As Covid-19 vaccines roll out, airlines are hoping for a major improvement in domestic air travel by the summer, even if demand does not fully recover to pre-pandemic levels.
"As we continue to work with American Airlines to identify our flying needs this year, and in combination with recent attrition numbers for our pilot group, we will be initiating hiring efforts for first officer team members," Mr Keith Stamper, vice-president of PSA's air operations, said in a memo reviewed by Reuters.
A PSA spokesman confirmed the plans, which also include flight attendant hiring.

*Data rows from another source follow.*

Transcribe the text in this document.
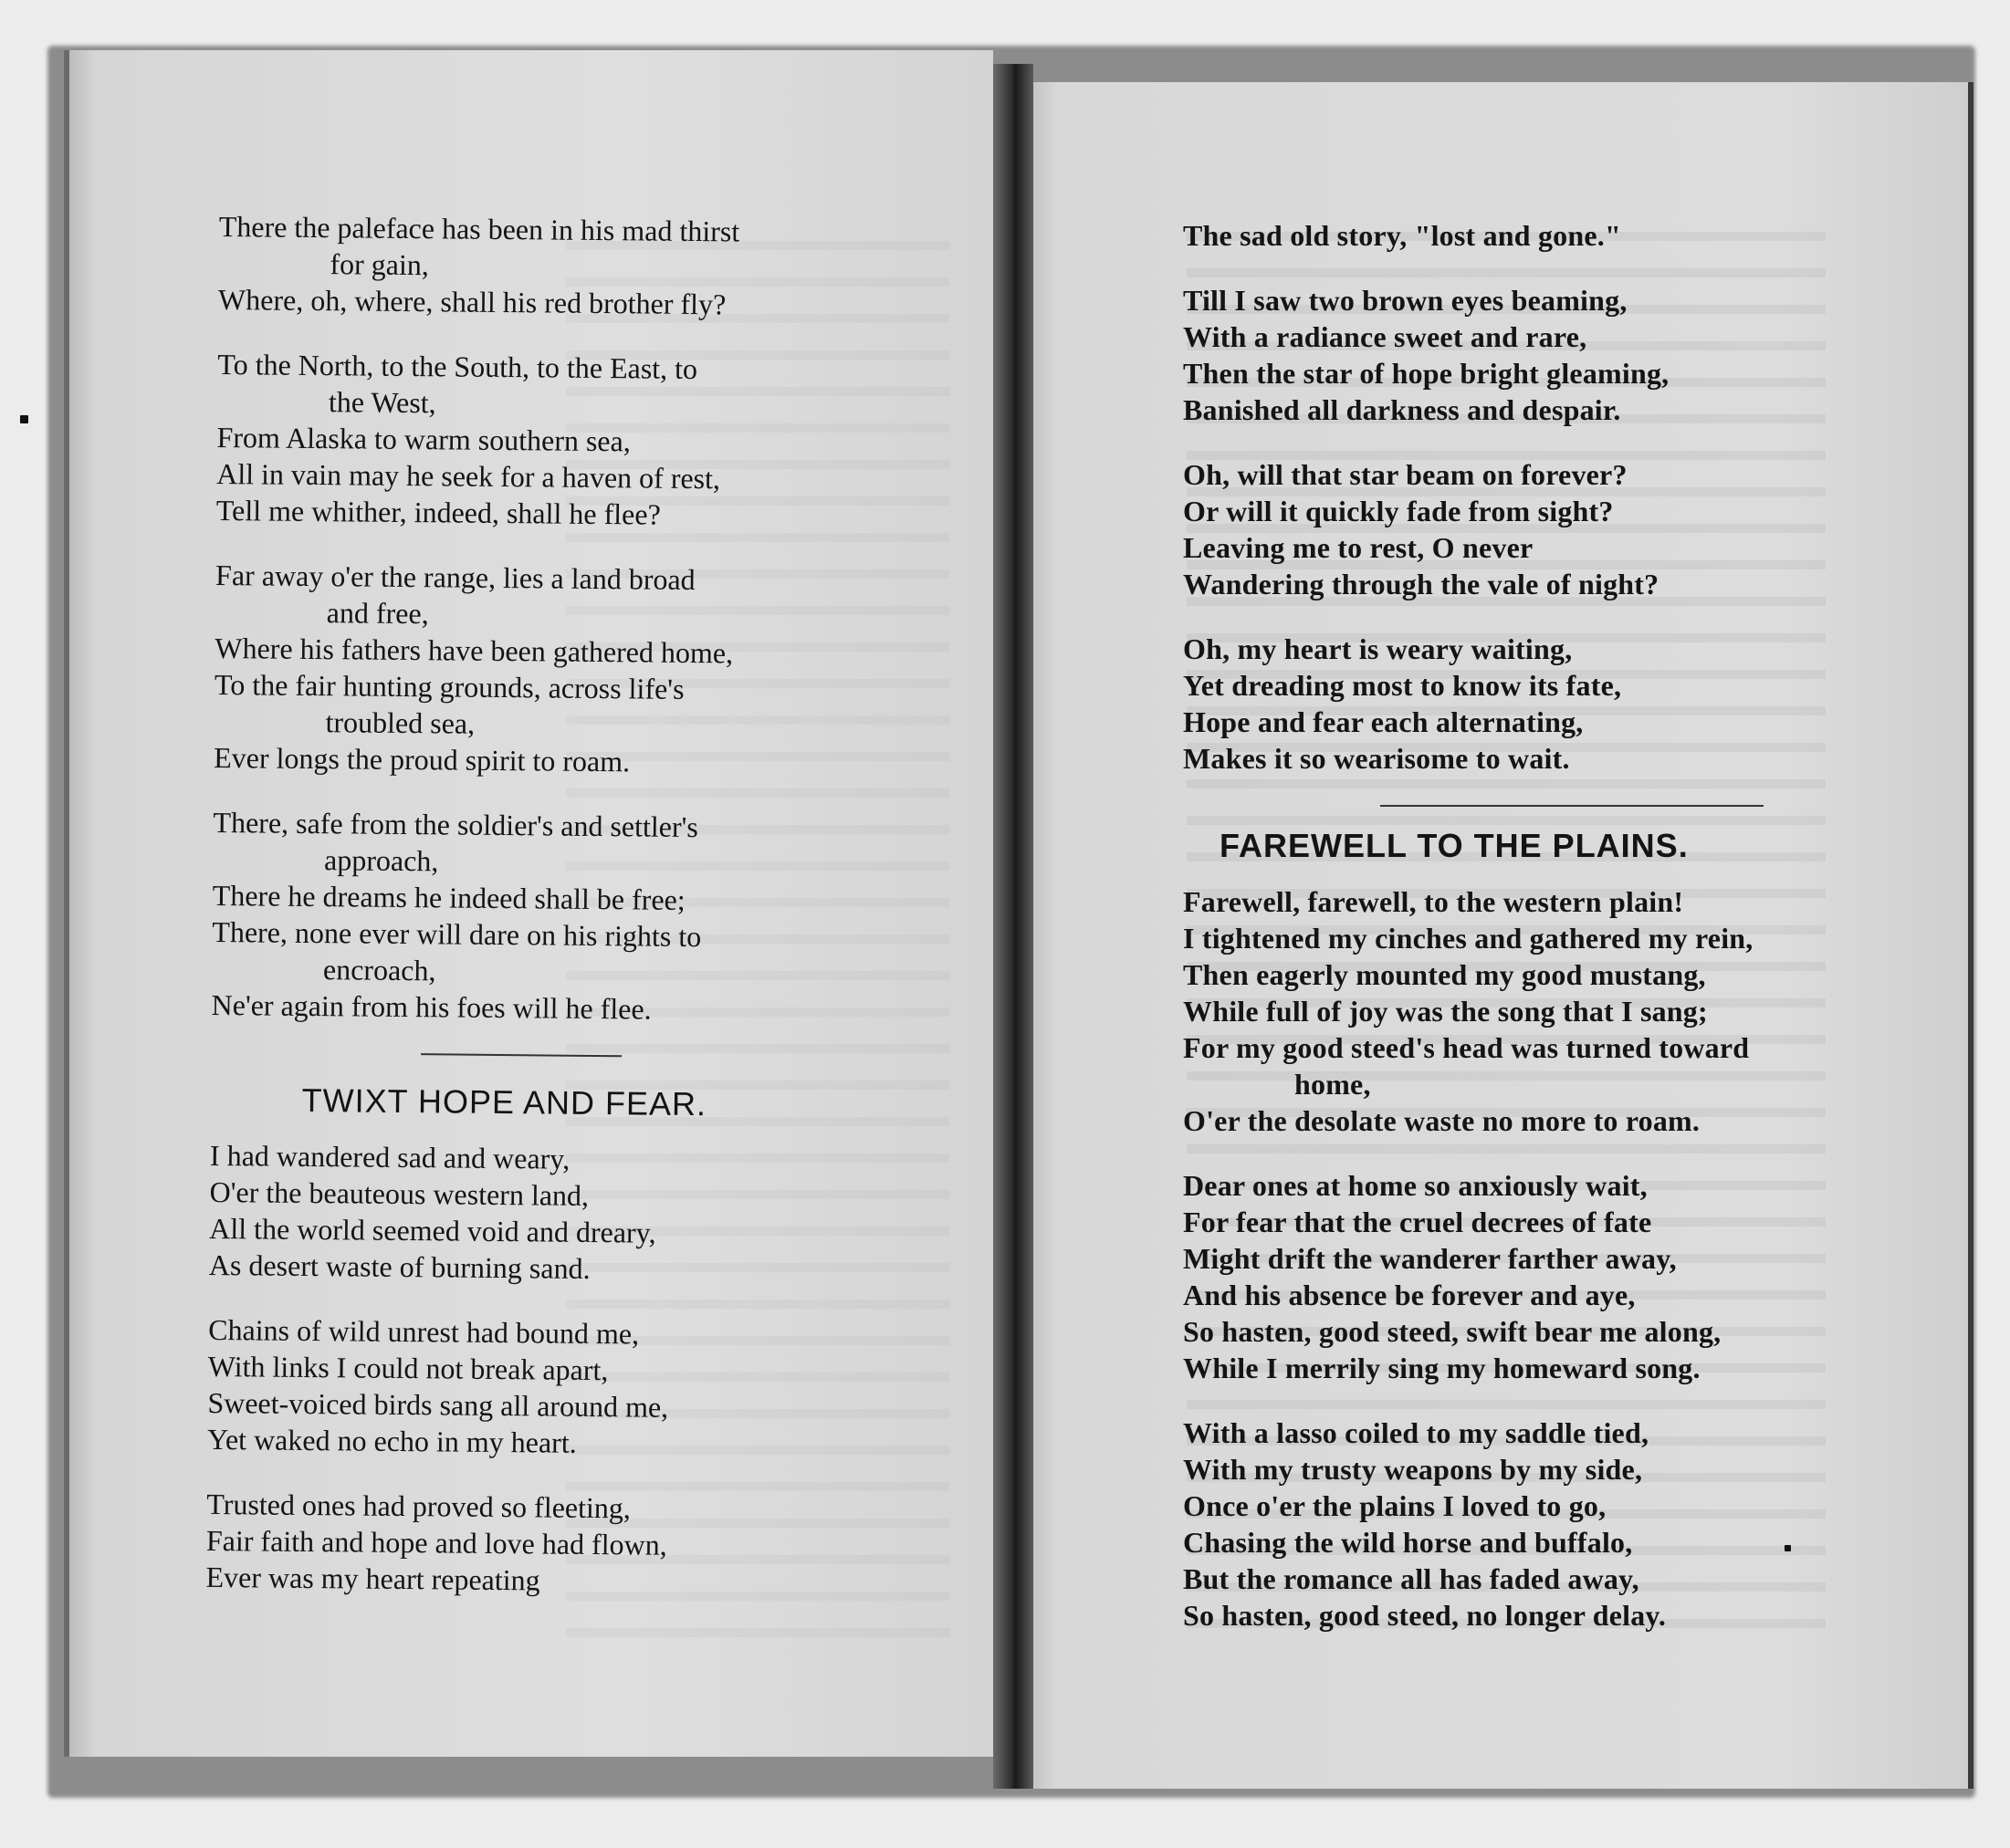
There the paleface has been in his mad thirst
for gain,
Where, oh, where, shall his red brother fly?
To the North, to the South, to the East, to
the West,
From Alaska to warm southern sea,
All in vain may he seek for a haven of rest,
Tell me whither, indeed, shall he flee?
Far away o'er the range, lies a land broad
and free,
Where his fathers have been gathered home,
To the fair hunting grounds, across life's
troubled sea,
Ever longs the proud spirit to roam.
There, safe from the soldier's and settler's
approach,
There he dreams he indeed shall be free;
There, none ever will dare on his rights to
encroach,
Ne'er again from his foes will he flee.
TWIXT HOPE AND FEAR.
I had wandered sad and weary,
O'er the beauteous western land,
All the world seemed void and dreary,
As desert waste of burning sand.
Chains of wild unrest had bound me,
With links I could not break apart,
Sweet-voiced birds sang all around me,
Yet waked no echo in my heart.
Trusted ones had proved so fleeting,
Fair faith and hope and love had flown,
Ever was my heart repeating
The sad old story, "lost and gone."
Till I saw two brown eyes beaming,
With a radiance sweet and rare,
Then the star of hope bright gleaming,
Banished all darkness and despair.
Oh, will that star beam on forever?
Or will it quickly fade from sight?
Leaving me to rest, O never
Wandering through the vale of night?
Oh, my heart is weary waiting,
Yet dreading most to know its fate,
Hope and fear each alternating,
Makes it so wearisome to wait.
FAREWELL TO THE PLAINS.
Farewell, farewell, to the western plain!
I tightened my cinches and gathered my rein,
Then eagerly mounted my good mustang,
While full of joy was the song that I sang;
For my good steed's head was turned toward
home,
O'er the desolate waste no more to roam.
Dear ones at home so anxiously wait,
For fear that the cruel decrees of fate
Might drift the wanderer farther away,
And his absence be forever and aye,
So hasten, good steed, swift bear me along,
While I merrily sing my homeward song.
With a lasso coiled to my saddle tied,
With my trusty weapons by my side,
Once o'er the plains I loved to go,
Chasing the wild horse and buffalo,
But the romance all has faded away,
So hasten, good steed, no longer delay.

Frontier Airlines, which is owned by private equity firm Indigo Partners, intends to restart recruiting in July, with a plan to hire about 100 pilots this year provided passenger demand recovers, a spokesman told Reuters.
For years, airlines were aggressively recruiting to address projected pilot shortages during an era of industry growth, but hiring and training programmes were halted last year as the pandemic forced thousands of furloughs.
PSA, which operates domestic routes for American, furloughed 723 pilots and 323 flight attendants last October when an initial Covid-19 relief plan for United States airlines expired.
Employees were recalled last month following a fresh US$15 billion (S$19.9 billion) government aid for the struggling industry.
Major airlines like American rely on regional carriers, which have a cheaper workforce, to operate a large share of their domestic networks.
Over time, regional pilots work their way up to the majors, which are preparing for a wave of retirements in coming years even after many pilots took early departure deals during the pandemic.
American, for example, expects more than 11,149 pilots to reach the mandatory retirement age of 65 between this year and 2041, with 455 expected to stop working this year alone, according to internal company projections updated on Monday.